Actions (all side-effectful):

  • teams.notify_user — Graph sendActivityNotification through the existing delivery path with a generic template; target is an Alga user with a linked Microsoft account; actionable error otherwise.
  • teams.send_dm — proactive Bot Framework message (text + optional card) via stored teams_conversation_references; actionable error if the user has never opened the bot.
  • teams.post_to_channel — requires new createConversation support in ee/packages/microsoft-teams (proactive channel conversation via Bot Framework; Graph app-only channel posting is Microsoft-protected, the bot route is deliberate). Works in any channel of a team where the Alga Teams app is installed; actionable error otherwise.

7. Core action: scheduling.create_entry

Shared (CE+EE) action in the scheduling.* business-operations family. Inputs: assigned user(s), title, start/end, optional ticket/project link, optional status/notes. Creates a dispatch-board schedule entry through the same model layer the UI uses; the existing calendar sync pushes it outward to a connected user calendar. Validation errors (unknown user, end before start) are explicit.

8. Designer surface

Icon tokens for tacticalrmm, levelio, huntress, teams added to the designer icon set, reusing the integration logos already shipped in the settings UI. Palette grouping/ordering verified for the new app:* groups (extend PALETTE_CATEGORY_ORDER handling only if required).

9. Error handling conventions

Handlers throw; the Temporal activity layer normalizes to the runtime error payload and stamps workflow_action_invocations FAILED. Vendor HTTP errors surface status + vendor message, never credentials. Most-common failures get explicit messages: integration not connected/inactive; Level automation lacks webhook trigger; Teams user unlinked / no bot conversation / app not in team. Side-effectful actions rely on engine-provided idempotency so retries are safe.

10. Testing & rollout

Unit: handler tests per integration with mocked clients (NinjaOne handler test pattern); availability-registry and resolver tests; helper idempotency; catalog gating matrix. Regression: NinjaOne palette parity. Manual smoke on the local-test stack: palette gating on connect/disconnect, Tactical mock run-script round-trip, Teams notify/DM/channel in a test tenant, schedule entry on the dispatch board. No migrations and no new tables; all gating is read-path, so rollout is inert until an integration is connected.

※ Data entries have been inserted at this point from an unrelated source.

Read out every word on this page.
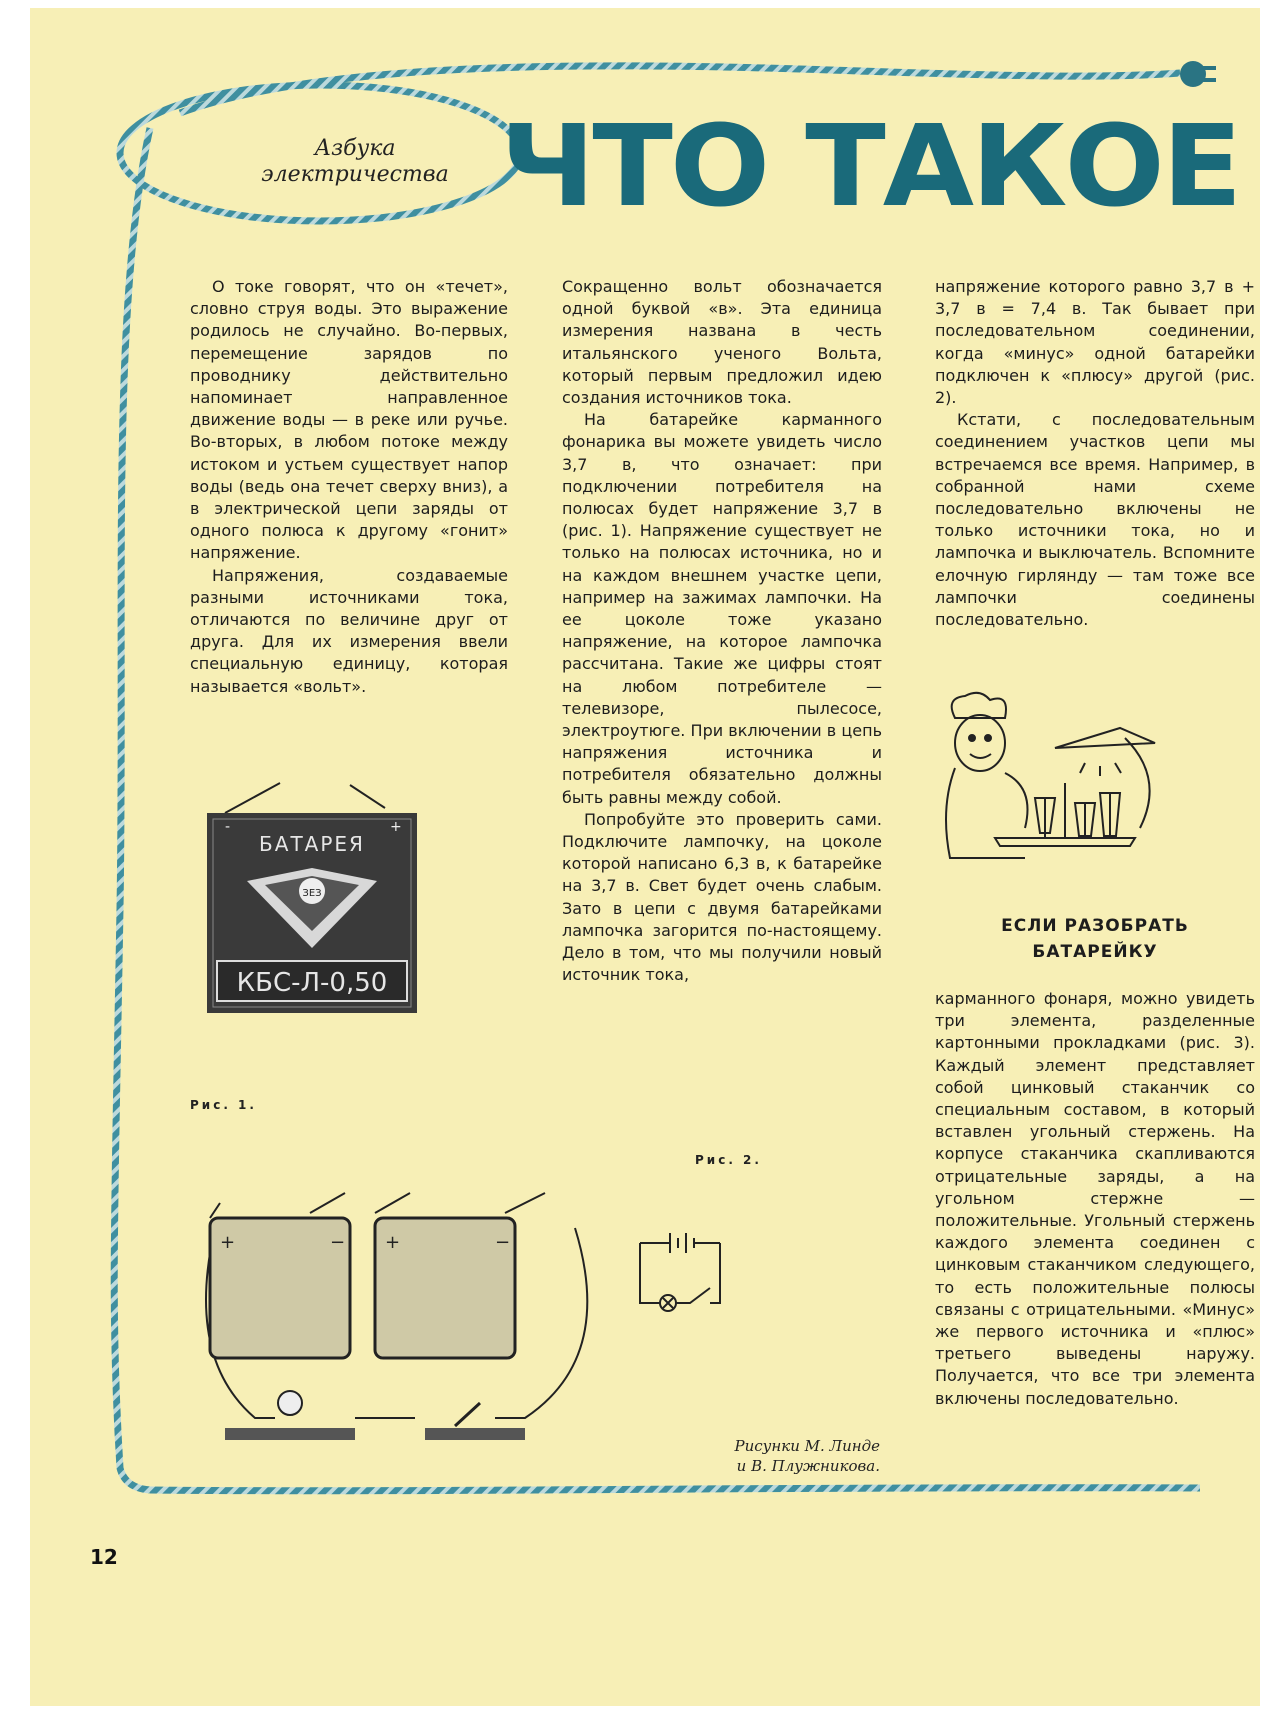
Азбука
электричества ЧТО ТАКОЕ

О токе говорят, что он «течет», словно струя воды. Это выражение родилось не случайно. Во-первых, перемещение зарядов по проводнику действительно напоминает направленное движение воды — в реке или ручье. Во-вторых, в любом потоке между истоком и устьем существует напор воды (ведь она течет сверху вниз), а в электрической цепи заряды от одного полюса к другому «гонит» напряжение.

Напряжения, создаваемые разными источниками тока, отличаются по величине друг от друга. Для их измерения ввели специальную единицу, которая называется «вольт».

Сокращенно вольт обозначается одной буквой «в». Эта единица измерения названа в честь итальянского ученого Вольта, который первым предложил идею создания источников тока.

На батарейке карманного фонарика вы можете увидеть число 3,7 в, что означает: при подключении потребителя на полюсах будет напряжение 3,7 в (рис. 1). Напряжение существует не только на полюсах источника, но и на каждом внешнем участке цепи, например на зажимах лампочки. На ее цоколе тоже указано напряжение, на которое лампочка рассчитана. Такие же цифры стоят на любом потребителе — телевизоре, пылесосе, электроутюге. При включении в цепь напряжения источника и потребителя обязательно должны быть равны между собой.

Попробуйте это проверить сами. Подключите лампочку, на цоколе которой написано 6,3 в, к батарейке на 3,7 в. Свет будет очень слабым. Зато в цепи с двумя батарейками лампочка загорится по-настоящему. Дело в том, что мы получили новый источник тока,

напряжение которого равно 3,7 в + 3,7 в = 7,4 в. Так бывает при последовательном соединении, когда «минус» одной батарейки подключен к «плюсу» другой (рис. 2).

Кстати, с последовательным соединением участков цепи мы встречаемся все время. Например, в собранной нами схеме последовательно включены не только источники тока, но и лампочка и выключатель. Вспомните елочную гирлянду — там тоже все лампочки соединены последовательно.

ЕСЛИ РАЗОБРАТЬ
БАТАРЕЙКУ

карманного фонаря, можно увидеть три элемента, разделенные картонными прокладками (рис. 3). Каждый элемент представляет собой цинковый стаканчик со специальным составом, в который вставлен угольный стержень. На корпусе стаканчика скапливаются отрицательные заряды, а на угольном стержне — положительные. Угольный стержень каждого элемента соединен с цинковым стаканчиком следующего, то есть положительные полюсы связаны с отрицательными. «Минус» же первого источника и «плюс» третьего выведены наружу. Получается, что все три элемента включены последовательно.

-	+
БАТАРЕЯ
ЗЕЗ
КБС-Л-0,50
Рис. 1.
Рис. 2.
+	− +	−
Рисунки М. Линде
и В. Плужникова.
12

11. Editor behavior for disconnected integrations

Availability gates ADDING, not VIEWING. The designer catalog keeps first-party integration records when the integration is disconnected, flagged available: false; extension-app filtering is unchanged. The palette excludes unavailable records (the original hide-when-not-enabled decision stands). Existing steps referencing a disconnected integration keep full group context: the grouped action config section renders with an amber "not connected" banner naming the integration, the step card shows a "Disconnected" badge with an explanatory tooltip, and the input-mapping editor remains fully usable (it always resolved schemas from the unfiltered registry). Publish stays allowed; runs fail with the handlers' actionable INTEGRATION_INACTIVE errors. Publish-time and disconnect-time warnings were considered and deferred.